Cientista edita genes humanos para livrar bebês de HIV
Alteração realizada em embriões chocou a comunidade científica e provocou um intenso debate sobre ética
Às vésperas de uma cúpula internacional sobre a edição do genoma, um pesquisador chinês chocou a comunidade científica revelando ter alterado os genes de meninas gêmeas nascidas este mês, usando uma técnica chamada CRISPR. A alteração feita nas gêmeas enquanto elas ainda eram embriões visava tornar as células das crianças resistentes à infecção pelo HIV, de acordo com o cientista He Jiankui, da Universidade de Ciência e Tecnologia do Sul, em Shenzhen, China.
A alegação do geneticista chinês gerou dúvidas e um intenso debate sobre ética. Cientistas e bioeticistas, preocupados com possíveis consequências inesperadas da edição de genes, classificaram a obra de “prematura”, “eticamente problemática” e até “monstruosa”. Mais de 100 profissionais assinaram uma carta, publicada no site Weibo, na China, condenando o experimento. Os signatários incluem cientistas de algumas das universidades mais proeminentes da China e de institutos estrangeiros como o MIT.
“A caixa de Pandora foi aberta. Precisamos fechá-la antes que percamos nossa última chance. Como pesquisadores biomédicos, nós nos opomos energicamente e condenamos qualquer tentativa de editar genes embrionários humanos sem um escrutínio ético e de segurança”, afirma o documento.

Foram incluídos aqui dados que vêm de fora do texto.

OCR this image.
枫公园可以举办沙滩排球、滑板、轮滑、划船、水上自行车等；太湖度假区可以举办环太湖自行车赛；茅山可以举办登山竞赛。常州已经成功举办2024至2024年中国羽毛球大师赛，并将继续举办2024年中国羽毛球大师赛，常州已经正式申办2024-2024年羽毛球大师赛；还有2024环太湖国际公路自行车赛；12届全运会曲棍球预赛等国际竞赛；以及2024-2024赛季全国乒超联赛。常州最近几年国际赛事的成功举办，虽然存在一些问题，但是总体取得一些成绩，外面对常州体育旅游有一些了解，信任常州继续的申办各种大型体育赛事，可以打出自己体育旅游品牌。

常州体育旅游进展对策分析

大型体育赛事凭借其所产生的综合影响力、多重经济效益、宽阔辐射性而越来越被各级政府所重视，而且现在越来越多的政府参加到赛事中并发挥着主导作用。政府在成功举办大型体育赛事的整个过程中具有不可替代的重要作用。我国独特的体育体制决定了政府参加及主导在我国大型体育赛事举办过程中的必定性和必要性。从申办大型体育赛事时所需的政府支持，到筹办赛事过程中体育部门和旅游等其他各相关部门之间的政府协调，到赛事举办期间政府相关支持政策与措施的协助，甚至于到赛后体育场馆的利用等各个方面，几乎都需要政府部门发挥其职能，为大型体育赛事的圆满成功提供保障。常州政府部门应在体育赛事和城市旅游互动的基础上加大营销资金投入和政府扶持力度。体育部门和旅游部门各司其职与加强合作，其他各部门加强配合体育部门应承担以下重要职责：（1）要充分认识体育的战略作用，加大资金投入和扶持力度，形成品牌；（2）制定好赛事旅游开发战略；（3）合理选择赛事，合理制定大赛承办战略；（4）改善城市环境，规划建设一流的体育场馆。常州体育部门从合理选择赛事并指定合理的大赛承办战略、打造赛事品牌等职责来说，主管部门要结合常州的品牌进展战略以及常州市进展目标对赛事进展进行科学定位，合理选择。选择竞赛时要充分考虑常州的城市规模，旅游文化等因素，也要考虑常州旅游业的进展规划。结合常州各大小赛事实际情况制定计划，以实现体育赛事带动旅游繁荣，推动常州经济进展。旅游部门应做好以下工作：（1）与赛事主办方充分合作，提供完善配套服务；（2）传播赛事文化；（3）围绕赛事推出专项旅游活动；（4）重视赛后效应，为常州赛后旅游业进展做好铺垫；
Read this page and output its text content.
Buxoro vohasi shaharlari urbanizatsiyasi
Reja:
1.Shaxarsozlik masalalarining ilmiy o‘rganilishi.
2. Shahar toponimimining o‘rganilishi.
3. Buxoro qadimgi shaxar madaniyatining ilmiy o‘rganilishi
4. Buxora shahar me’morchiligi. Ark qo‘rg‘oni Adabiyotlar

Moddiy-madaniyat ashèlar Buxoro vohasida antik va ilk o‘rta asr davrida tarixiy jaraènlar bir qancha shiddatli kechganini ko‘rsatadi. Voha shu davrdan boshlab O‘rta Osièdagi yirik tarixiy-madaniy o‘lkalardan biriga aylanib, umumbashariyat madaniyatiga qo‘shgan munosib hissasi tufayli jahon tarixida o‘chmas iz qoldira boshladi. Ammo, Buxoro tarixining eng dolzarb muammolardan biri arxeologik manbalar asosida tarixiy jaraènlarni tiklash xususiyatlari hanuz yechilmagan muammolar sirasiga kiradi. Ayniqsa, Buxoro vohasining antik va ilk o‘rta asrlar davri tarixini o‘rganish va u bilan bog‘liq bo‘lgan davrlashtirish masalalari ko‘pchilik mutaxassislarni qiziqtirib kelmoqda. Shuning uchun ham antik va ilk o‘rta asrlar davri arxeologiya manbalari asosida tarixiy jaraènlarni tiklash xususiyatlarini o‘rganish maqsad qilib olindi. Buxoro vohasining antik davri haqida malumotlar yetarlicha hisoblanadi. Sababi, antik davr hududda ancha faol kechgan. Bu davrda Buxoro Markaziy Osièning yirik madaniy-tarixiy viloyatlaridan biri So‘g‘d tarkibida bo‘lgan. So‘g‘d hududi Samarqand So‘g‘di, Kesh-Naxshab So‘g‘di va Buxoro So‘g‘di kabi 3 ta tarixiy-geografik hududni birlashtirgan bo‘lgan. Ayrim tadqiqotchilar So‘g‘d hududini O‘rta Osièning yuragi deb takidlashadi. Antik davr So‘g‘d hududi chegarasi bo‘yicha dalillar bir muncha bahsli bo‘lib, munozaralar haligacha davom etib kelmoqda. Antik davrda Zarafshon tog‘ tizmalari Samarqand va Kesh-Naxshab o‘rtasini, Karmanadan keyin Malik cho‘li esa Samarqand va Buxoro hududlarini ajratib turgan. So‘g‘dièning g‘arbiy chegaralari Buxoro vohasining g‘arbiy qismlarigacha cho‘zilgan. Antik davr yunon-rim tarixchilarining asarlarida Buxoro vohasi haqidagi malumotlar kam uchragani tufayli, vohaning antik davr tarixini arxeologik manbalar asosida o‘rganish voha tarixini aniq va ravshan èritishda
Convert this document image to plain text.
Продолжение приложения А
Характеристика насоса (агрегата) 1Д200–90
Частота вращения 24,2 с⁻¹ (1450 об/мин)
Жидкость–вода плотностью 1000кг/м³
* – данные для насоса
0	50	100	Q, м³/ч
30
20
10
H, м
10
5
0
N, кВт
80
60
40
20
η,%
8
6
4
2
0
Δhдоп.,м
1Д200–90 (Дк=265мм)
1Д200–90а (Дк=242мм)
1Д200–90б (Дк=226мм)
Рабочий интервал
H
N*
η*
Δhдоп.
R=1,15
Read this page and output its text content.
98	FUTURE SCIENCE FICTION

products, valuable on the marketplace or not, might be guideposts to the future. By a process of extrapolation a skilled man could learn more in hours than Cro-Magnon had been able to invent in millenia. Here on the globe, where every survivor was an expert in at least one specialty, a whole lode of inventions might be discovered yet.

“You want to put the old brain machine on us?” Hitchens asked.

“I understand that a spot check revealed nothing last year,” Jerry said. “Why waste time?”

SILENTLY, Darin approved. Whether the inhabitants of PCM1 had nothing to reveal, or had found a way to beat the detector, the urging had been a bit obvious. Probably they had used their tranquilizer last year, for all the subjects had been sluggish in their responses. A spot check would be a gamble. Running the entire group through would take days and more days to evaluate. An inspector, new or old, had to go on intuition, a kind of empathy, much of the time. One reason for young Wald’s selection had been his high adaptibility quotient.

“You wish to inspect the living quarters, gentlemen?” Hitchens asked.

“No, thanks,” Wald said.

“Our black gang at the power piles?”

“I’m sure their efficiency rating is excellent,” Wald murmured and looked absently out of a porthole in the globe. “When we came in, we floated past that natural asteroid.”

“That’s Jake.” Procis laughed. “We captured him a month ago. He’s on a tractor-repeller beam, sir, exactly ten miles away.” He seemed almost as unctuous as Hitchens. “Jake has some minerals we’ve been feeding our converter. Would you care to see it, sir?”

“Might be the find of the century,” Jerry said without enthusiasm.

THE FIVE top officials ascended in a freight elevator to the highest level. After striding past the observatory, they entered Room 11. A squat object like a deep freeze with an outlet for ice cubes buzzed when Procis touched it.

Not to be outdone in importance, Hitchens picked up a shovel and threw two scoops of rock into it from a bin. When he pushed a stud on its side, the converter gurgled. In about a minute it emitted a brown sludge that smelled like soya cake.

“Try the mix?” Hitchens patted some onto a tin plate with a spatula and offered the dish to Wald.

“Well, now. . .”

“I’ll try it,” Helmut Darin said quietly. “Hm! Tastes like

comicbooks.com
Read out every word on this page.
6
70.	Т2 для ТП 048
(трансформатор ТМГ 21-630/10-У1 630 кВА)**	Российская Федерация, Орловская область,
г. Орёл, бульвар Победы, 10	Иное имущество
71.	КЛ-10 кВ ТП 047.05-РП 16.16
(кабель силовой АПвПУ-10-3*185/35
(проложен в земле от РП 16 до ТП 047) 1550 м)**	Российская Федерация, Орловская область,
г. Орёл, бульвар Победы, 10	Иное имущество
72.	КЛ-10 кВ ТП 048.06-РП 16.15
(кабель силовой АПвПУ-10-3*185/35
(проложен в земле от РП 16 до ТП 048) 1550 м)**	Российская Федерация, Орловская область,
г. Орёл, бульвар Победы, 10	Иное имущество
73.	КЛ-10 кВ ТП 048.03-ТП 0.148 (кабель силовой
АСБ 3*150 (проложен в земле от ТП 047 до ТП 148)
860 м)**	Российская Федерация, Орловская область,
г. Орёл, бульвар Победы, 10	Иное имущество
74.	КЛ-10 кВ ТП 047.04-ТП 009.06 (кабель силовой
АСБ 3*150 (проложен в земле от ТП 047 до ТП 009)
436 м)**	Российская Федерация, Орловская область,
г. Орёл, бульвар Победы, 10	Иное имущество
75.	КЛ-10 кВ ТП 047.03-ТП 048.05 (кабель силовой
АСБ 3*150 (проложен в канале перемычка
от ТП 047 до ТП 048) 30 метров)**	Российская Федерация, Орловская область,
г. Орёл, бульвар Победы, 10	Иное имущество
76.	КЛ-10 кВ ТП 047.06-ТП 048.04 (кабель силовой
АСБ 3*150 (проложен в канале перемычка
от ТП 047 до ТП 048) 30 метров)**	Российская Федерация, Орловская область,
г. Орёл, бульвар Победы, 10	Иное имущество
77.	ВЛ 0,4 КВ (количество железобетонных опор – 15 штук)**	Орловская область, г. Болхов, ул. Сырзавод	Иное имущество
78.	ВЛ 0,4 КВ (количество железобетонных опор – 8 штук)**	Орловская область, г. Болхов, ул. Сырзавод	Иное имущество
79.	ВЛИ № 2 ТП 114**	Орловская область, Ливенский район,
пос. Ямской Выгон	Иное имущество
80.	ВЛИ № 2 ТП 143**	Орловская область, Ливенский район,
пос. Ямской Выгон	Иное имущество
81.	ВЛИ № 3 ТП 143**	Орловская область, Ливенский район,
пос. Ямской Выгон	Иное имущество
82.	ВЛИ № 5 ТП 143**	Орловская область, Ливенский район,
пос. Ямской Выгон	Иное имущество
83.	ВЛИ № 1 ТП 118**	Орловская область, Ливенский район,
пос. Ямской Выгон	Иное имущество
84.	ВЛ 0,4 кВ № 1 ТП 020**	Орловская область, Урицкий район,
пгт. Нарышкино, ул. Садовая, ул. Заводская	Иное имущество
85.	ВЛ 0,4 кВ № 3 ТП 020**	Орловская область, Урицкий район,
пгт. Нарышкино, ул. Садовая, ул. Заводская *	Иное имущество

A Sociedade Chinesa de Biologia Celular emitiu uma declaração chamando a pesquisa de “uma grave violação das leis e regulamentos do governo chinês e o consenso da comunidade científica chinesa”. Já a universidade chinesa emitiu uma declaração dizendo que lançou uma investigação sobre a pesquisa, que diz pode “violar seriamente a ética acadêmica normas acadêmicas ”.
“A própria edição do gene é experimental e ainda está associada a mutações capazes de causar problemas genéticos mais cedo ou mais tarde na vida, incluindo o desenvolvimento de câncer”, disse Julian Savulescu, especialista em ética da Universidade de Oxford, no Reino Unido, em uma declaração divulgada pelo Centro de Mídia Científica do Reino Unido. “Este experimento expõe crianças normais saudáveis a riscos de edição genética sem nenhum benefício real necessário”, concluiu.
Como funciona o CRISPR
O chinês He Jiankui disse à Associated Press (AP) que alterou embriões de sete casais durante tratamentos de fertilidade, com uma única gravidez resultante até agora. Em cada caso, o pai era infectado pelo HIV; as mães eram HIV-negativas. O objetivo dele era introduzir uma variação genética natural e rara que dificulta a infecção pelo HIV de seu alvo favorito, as células brancas do sangue.
Especificamente, ele deletou uma região de um receptor na superfície dos glóbulos brancos, conhecida como CCR5, usando a revolucionária técnica de edição de genoma chamada CRISPR-Cas9.
A edição de genes, que deleta ou modifica conjuntos de genes problemáticos em embriões, tornaria a mudança hereditária, sendo – em tese – capaz de evitar evitar a transmissão de doenças que passam de pais para filhos.
Esse experimento é proibido nos Estados Unidos e em muitos outros países. Porém, não está claro se isso se encaixa no ambiente regulatório da China.
Jiankui está programado para falar na cúpula sobre edição genética nesta quarta-feira, mas os organizadores não têm certeza se ele já planejava discutir sua experiência no encontro.